Sun Jul 16 07:21:55 UTC 2017

Seems like a very required patch.
I was wondering about another semi-related issue from the past:
Certificate DB directory become unusable, Was it resolved on 3.5 or 4?

Thanks,
Eliezer

----
Eliezer Croitoru
Linux System Administrator
Mobile: +972-5-28704261
Email: eliezer at ngtech.co.il

-----Original Message-----
From: squid-dev [mailto:squid-dev-bounces at lists.squid-cache.org] On Behalf
Of Christos Tsantilas
Sent: Friday, July 14, 2017 18:19
To: Squid Developers <squid-dev at squid-cache.org>
Subject: [squid-dev] [PATCH] Fix SSL certificate cache refresh and collision
handling.

SslBump was ignoring origin server certificate changes and using the
previously cached fake certificate (mimicking now-stale properties).
Also, Squid was not detecting key collisions inside certificate caches.

On-disk certificate cache fixes:

   - Use the original certificate signature instead of the certificate
     subject as part of the key. Using signatures reduces certificate key
     collisions to deliberate attacks and woefully misconfigured origins,
     and makes any mishandled attacks a lot less dangerous because the
     attacking origin server certificate cannot by trusted by a properly
     configured Squid and cannot be used for encryption by an attacker.

     We have considered using certificate digests instead of signatures.
     Digests would further reduce the attack surface to copies of public
     certificates (as if the origin server was woefully misconfigured).
     However, unlike the origin-supplied signatures, digests require
     (expensive) computation in Squid, and implemented collision handling
     should make any signature-based attacks unappealing. Signatures won
     on performance grounds.

     Other key components remain the same: NotValidAfter, NotValidBefore,
     forced common name, non-default signing algorithm, and signing hash.

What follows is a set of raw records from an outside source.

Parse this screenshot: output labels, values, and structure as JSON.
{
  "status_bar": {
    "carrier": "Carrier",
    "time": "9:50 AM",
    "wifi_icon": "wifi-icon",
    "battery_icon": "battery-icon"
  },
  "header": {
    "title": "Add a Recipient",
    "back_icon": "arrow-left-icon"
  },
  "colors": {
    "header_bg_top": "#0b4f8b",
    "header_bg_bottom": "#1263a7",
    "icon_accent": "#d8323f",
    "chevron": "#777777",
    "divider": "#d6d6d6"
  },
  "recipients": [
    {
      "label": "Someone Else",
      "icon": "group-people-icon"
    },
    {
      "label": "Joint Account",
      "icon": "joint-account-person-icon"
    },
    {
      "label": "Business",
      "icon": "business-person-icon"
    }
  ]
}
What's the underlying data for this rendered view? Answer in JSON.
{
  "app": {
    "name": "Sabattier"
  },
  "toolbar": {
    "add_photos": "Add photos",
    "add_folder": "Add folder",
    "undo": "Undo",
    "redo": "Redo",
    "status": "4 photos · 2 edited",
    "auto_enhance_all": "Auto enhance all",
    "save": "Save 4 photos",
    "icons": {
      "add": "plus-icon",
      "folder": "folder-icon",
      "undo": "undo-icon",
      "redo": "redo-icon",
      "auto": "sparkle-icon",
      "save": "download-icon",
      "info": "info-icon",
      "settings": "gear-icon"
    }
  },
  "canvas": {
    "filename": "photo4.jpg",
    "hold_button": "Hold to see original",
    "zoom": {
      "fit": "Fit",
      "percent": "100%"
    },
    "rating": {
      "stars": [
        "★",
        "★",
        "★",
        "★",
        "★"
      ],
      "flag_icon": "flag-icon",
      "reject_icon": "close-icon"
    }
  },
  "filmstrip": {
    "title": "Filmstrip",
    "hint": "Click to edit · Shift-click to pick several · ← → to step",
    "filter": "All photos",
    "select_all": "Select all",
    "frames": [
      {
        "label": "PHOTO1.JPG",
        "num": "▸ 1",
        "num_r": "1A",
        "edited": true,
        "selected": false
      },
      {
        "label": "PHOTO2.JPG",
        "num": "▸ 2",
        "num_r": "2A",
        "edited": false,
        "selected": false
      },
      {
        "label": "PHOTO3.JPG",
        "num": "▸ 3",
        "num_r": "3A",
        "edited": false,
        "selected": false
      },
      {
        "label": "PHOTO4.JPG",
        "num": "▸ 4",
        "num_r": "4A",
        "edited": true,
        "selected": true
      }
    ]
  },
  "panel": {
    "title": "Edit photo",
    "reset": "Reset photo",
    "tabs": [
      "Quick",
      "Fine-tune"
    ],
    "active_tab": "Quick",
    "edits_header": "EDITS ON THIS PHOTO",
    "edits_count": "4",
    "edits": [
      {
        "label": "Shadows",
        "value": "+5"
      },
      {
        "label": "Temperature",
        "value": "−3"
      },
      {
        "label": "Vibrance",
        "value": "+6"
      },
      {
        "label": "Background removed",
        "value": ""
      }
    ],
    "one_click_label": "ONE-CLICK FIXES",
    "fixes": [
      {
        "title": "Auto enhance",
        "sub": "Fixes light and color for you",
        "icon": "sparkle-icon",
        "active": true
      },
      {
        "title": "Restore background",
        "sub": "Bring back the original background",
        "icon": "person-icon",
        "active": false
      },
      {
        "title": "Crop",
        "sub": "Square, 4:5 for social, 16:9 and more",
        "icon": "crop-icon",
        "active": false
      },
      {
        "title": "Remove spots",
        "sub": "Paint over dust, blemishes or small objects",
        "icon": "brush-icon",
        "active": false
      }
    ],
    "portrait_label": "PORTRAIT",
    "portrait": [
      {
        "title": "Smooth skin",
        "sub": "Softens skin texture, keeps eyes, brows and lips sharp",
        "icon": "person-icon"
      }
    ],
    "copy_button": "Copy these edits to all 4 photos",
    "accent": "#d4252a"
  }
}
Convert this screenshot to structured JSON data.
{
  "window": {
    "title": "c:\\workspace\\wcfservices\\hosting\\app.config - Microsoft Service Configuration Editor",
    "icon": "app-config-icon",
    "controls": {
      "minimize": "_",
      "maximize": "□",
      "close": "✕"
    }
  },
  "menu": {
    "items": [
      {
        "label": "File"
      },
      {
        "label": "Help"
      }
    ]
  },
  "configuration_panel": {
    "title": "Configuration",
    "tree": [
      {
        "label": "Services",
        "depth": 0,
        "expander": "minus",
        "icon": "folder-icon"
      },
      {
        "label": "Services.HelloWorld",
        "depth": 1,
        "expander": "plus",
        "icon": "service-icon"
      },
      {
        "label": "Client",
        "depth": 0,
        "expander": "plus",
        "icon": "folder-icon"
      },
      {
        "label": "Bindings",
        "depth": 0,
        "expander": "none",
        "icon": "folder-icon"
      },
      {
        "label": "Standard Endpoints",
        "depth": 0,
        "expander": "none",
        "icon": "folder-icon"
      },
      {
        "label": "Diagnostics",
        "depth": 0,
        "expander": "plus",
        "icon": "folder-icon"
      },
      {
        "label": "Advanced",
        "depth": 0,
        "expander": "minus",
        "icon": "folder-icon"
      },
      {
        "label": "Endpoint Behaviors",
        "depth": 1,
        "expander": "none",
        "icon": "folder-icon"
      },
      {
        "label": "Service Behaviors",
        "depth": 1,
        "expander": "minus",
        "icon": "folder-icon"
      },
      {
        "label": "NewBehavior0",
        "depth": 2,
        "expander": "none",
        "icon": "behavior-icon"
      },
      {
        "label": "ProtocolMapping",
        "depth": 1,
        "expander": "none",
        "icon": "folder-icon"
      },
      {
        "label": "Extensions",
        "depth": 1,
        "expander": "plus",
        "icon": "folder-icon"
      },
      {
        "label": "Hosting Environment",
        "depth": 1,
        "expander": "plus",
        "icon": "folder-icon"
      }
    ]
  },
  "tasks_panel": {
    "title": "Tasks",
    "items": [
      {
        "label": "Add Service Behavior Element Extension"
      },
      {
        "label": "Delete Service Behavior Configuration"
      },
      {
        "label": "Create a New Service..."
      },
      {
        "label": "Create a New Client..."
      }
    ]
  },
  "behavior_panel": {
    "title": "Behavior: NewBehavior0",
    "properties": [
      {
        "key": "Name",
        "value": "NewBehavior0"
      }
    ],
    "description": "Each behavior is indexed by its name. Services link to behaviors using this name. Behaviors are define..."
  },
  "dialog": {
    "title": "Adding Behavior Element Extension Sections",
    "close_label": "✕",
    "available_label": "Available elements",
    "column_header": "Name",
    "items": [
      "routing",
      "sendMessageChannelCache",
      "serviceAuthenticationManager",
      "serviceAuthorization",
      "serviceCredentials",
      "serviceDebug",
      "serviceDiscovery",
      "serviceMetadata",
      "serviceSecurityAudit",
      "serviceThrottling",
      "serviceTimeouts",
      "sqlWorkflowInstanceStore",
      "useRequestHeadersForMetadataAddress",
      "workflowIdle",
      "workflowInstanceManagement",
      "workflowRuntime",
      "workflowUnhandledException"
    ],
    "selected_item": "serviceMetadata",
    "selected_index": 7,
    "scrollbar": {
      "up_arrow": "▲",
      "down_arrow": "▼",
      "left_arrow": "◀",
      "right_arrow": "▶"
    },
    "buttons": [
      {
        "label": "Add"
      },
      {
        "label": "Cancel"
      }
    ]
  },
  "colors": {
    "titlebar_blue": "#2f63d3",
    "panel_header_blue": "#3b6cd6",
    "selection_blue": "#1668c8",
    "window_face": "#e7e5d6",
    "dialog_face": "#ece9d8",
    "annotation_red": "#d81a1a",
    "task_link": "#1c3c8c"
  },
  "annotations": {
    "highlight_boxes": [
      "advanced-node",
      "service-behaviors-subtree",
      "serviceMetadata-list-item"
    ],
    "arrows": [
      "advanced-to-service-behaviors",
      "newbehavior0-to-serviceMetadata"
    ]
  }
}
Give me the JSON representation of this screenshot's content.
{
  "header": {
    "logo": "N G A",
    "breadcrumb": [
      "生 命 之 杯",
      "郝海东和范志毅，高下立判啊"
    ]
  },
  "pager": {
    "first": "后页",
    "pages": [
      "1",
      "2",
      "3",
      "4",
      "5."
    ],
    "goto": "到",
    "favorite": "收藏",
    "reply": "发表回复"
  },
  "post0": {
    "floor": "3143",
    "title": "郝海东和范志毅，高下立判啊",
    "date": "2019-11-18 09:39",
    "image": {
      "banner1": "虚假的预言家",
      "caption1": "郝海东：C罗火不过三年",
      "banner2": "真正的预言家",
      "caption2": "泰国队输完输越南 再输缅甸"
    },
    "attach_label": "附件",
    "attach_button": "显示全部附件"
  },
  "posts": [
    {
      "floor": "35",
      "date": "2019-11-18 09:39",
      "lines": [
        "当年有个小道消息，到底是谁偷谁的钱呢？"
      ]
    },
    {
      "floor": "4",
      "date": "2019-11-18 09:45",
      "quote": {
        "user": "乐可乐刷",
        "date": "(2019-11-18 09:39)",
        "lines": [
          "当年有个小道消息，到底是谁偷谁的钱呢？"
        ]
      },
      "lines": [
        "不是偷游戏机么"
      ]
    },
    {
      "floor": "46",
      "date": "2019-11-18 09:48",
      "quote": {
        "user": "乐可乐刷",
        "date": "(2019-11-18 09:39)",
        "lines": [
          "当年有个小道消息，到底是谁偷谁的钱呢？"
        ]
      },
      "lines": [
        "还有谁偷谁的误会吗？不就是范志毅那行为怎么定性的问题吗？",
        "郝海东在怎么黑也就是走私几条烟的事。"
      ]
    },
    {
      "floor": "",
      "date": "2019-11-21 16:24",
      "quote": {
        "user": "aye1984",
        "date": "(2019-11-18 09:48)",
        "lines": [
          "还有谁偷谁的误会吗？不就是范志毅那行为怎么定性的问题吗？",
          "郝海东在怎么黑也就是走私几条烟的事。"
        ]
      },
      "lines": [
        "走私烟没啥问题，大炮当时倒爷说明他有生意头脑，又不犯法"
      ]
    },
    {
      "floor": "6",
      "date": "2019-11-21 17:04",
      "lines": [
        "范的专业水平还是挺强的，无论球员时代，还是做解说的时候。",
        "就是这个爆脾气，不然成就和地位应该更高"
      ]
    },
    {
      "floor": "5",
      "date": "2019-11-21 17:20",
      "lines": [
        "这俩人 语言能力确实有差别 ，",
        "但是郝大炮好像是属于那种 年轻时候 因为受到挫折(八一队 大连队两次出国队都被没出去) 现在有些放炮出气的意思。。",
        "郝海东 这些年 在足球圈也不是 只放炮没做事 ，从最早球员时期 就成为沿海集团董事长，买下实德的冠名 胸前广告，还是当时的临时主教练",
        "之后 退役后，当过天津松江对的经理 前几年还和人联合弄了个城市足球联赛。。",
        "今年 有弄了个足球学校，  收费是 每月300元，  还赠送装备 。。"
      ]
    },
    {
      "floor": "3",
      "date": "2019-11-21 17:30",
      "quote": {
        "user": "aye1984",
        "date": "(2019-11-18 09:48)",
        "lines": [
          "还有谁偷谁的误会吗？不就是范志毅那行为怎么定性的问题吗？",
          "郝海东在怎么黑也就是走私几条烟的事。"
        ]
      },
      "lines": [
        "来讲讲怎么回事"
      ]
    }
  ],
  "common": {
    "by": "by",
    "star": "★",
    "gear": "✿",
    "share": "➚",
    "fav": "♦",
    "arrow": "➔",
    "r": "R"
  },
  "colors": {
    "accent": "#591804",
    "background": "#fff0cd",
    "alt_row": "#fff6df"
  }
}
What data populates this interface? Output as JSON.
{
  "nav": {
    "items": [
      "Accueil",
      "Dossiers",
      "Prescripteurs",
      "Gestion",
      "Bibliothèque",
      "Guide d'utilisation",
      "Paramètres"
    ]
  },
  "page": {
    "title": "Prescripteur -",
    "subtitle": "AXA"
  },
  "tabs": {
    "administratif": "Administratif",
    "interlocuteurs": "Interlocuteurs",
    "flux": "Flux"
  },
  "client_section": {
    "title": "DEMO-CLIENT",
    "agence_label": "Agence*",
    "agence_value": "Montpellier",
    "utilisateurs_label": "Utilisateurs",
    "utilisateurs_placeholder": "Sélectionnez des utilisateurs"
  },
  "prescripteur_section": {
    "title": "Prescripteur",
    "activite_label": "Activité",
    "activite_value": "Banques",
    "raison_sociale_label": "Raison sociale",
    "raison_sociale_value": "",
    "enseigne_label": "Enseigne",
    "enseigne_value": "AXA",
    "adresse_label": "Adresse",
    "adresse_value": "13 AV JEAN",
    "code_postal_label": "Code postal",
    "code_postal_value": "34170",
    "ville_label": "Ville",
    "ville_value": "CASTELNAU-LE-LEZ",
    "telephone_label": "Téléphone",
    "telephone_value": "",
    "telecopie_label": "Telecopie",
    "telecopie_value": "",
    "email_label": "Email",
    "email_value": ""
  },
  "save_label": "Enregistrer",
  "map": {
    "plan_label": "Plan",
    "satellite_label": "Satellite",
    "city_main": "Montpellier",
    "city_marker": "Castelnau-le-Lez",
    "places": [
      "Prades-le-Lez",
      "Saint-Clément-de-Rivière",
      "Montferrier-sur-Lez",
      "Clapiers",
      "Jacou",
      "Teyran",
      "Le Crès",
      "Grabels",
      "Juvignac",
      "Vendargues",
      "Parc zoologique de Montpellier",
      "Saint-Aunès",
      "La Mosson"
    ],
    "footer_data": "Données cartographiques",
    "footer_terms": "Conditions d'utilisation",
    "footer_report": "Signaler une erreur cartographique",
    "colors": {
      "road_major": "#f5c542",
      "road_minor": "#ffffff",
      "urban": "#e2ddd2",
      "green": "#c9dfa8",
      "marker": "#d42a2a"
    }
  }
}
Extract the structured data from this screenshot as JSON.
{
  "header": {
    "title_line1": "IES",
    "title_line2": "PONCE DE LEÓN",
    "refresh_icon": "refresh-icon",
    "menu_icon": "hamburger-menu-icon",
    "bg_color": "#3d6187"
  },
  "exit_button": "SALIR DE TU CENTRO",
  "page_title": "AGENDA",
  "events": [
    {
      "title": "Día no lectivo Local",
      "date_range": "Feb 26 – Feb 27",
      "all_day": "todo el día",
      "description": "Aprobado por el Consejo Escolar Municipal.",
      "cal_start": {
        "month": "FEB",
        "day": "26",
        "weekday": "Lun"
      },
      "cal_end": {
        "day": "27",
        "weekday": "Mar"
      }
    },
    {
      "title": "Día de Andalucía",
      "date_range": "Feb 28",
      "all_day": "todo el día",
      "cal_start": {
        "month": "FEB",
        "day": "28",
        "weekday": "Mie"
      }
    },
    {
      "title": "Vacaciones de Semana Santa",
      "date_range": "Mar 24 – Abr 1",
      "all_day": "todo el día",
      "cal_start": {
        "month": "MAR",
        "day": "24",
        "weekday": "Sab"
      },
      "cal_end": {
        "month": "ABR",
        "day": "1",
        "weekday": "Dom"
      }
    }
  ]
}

   - Store the original server certificate in the cache (together with
     the generated certificate) for reliable key collision detection.

   - Upon detecting key collisions, ignore and replace the existing cache
     entry with a freshly computed one. This change is required to
     prevent an attacker from tricking Squid into hitting a cached
     impersonating certificate when talking to a legitimate origin.

In-memory SSL context cache fixes:

   - Use the original server certificate (in ASN.1 form) as a part of the
     cache key, to completely eliminate cache key collisions.

Other related improvements:

   - Make the LruMap keys template parameters.
   - Polish Ssl::CertificateDb class member names to match Squid coding
     style. Rename some functions parameters to better match their
     meaning.
   - Replace Ssl::CertificateProperties::dbKey() with:
      * Ssl::TxtKeyForCertificateProperties() in ssl/gadgets.cc for
        on-disk key generation by the ssl_crtd helper;
      * Ssl::UniqueKeyForCertificateProperties() in ssl/support.cc for
        in-memory binary keys generation by the SSL context memory cache.
   - Optimization: Added Ssl::BIO_new_SBuf(SBuf*) for OpenSSL to write
     directly into SBuf objects.

This is a Measurement Factory project.